Dr. Ken: A Foul-Mouthed Family Sitcom?

Written by PTC | Published September 13, 2015

drKen1 Dr. Ken is a traditional family comedy…with unfortunate laspses into inappropriateness. At the medical office, general practitioner Dr. Ken Park is snarky, abrasive, and often obnoxious to his patients and co-workers, administrator Pat and nurses Damona and Clark. But at home, Ken is an exasperated yet loving dad, baffled by his teenage daughter Molly and young son Dave. Luckily, his therapist wife Allison is there to keep the family – and Ken – on an even keel. Dr. Ken presents a study in contrasts. For the overwhelming majority of the first episode, the program is a solid situation comedy appropriate for the entire family, covering such typical comedy tropes as father Ken’s overprotectiveness when Molly gets her driver’s license, and his horror when little Dave plans a mime act for the school talent show.
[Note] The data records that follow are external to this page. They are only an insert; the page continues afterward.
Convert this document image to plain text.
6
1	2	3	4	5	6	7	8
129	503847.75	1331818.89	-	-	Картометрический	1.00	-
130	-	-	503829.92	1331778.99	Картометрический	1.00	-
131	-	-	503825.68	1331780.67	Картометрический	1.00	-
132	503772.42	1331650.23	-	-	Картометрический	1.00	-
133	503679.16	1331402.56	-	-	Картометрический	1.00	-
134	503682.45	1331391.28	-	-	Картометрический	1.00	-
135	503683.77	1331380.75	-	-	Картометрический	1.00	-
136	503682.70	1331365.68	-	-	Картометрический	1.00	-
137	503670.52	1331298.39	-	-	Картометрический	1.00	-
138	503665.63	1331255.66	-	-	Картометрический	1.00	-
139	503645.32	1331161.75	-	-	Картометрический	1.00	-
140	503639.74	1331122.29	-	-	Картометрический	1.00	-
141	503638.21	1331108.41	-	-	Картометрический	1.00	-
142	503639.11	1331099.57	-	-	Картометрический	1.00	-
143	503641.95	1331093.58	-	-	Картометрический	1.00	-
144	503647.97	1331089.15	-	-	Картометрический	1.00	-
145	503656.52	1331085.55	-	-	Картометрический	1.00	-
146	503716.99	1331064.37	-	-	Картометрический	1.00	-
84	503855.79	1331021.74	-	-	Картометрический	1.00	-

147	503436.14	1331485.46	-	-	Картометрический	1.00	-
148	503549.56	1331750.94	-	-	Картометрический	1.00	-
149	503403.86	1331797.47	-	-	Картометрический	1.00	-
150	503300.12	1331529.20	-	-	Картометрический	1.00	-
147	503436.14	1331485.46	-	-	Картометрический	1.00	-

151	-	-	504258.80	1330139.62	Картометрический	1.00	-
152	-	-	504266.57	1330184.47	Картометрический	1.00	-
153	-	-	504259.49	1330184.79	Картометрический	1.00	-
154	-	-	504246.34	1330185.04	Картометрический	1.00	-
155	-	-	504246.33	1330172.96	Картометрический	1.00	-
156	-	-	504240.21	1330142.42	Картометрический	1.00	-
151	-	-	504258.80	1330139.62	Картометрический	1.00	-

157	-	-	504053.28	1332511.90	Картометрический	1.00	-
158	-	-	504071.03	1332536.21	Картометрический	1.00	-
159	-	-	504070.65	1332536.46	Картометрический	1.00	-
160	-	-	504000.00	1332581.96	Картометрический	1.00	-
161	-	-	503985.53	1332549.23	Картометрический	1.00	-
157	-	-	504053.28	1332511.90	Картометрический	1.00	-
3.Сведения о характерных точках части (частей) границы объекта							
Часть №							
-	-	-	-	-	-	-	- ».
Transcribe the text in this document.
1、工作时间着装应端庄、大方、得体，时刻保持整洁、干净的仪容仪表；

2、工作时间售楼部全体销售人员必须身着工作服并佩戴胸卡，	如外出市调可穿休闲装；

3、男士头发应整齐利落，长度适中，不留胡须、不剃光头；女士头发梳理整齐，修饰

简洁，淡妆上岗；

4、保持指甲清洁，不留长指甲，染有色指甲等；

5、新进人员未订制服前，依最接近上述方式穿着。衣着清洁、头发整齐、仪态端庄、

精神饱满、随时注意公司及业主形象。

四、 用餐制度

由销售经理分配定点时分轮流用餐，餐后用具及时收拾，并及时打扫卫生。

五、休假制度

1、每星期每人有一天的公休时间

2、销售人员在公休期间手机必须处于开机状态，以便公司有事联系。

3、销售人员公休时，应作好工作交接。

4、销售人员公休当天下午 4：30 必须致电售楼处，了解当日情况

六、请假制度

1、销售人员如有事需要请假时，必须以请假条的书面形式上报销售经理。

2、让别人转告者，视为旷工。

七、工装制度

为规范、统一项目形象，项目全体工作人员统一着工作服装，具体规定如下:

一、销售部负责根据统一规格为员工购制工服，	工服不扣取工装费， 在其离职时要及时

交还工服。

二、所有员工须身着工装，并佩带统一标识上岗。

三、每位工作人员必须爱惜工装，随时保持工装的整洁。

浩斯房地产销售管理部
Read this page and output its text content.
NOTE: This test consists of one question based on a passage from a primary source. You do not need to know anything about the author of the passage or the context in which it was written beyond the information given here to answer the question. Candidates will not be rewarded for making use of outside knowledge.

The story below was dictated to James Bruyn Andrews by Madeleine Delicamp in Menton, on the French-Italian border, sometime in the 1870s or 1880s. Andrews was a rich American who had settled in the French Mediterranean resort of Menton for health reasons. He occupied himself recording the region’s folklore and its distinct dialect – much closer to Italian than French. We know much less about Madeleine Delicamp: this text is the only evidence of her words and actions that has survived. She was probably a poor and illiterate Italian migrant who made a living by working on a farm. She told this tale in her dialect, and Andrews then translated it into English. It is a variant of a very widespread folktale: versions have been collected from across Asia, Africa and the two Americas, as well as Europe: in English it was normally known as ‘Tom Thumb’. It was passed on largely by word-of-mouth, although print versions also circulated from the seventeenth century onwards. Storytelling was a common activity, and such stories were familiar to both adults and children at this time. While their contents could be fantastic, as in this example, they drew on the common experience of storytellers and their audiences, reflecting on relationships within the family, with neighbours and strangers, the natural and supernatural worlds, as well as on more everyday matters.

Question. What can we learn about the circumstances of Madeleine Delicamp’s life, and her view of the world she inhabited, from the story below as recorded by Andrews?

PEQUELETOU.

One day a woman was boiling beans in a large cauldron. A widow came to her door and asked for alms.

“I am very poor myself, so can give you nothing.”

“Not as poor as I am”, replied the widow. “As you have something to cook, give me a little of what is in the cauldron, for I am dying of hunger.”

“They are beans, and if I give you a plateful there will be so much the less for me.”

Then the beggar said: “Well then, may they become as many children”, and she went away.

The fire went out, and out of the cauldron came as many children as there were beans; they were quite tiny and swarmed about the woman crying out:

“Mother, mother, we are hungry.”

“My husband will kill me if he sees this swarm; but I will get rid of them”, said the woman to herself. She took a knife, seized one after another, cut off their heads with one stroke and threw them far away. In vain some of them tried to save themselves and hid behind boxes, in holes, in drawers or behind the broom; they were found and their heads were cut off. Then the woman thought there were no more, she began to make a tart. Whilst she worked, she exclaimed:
Unfortunately, the first minutes of the episode involved Ken performing an examination of a patient’s anal cavity, and unleashing an explosion of explicit language referencing the patient “with his head up his ass” being a “whiny bitch,” then demanding his wife perform therapy “with her top off.” Thus, the first thing the viewer is exposed to is a wave of foul language on an allegedly “family” program. A few other moments pepper the episode, with administrator Pat threatening to “fire [Ken’s] tiny Asian ass,” and Ken’s frantic explanation to Allison that his “daughter tracker” phone app actually tracks prostitutes. In a Paley Center panel, star Ken Jeong was adamant that he wanted to create a “very traditional, classic-style sitcom…I wanted a family comedy with a lot of heart,” the actor said. In this, he has largely – but only largely – succeeded. It is a sad indictment of today’s entertainment industry that even a comedy specifically intended for a broad family audience must contain scatalogical language and profanity it its first five minutes. Family audiences may consider tuning in; but if they do, they should be aware that at any moment they may be confronted with language inappropriate for children. Dr. Ken premieres Friday, October 2nd at 8:30 p.m. Eastern on ABC.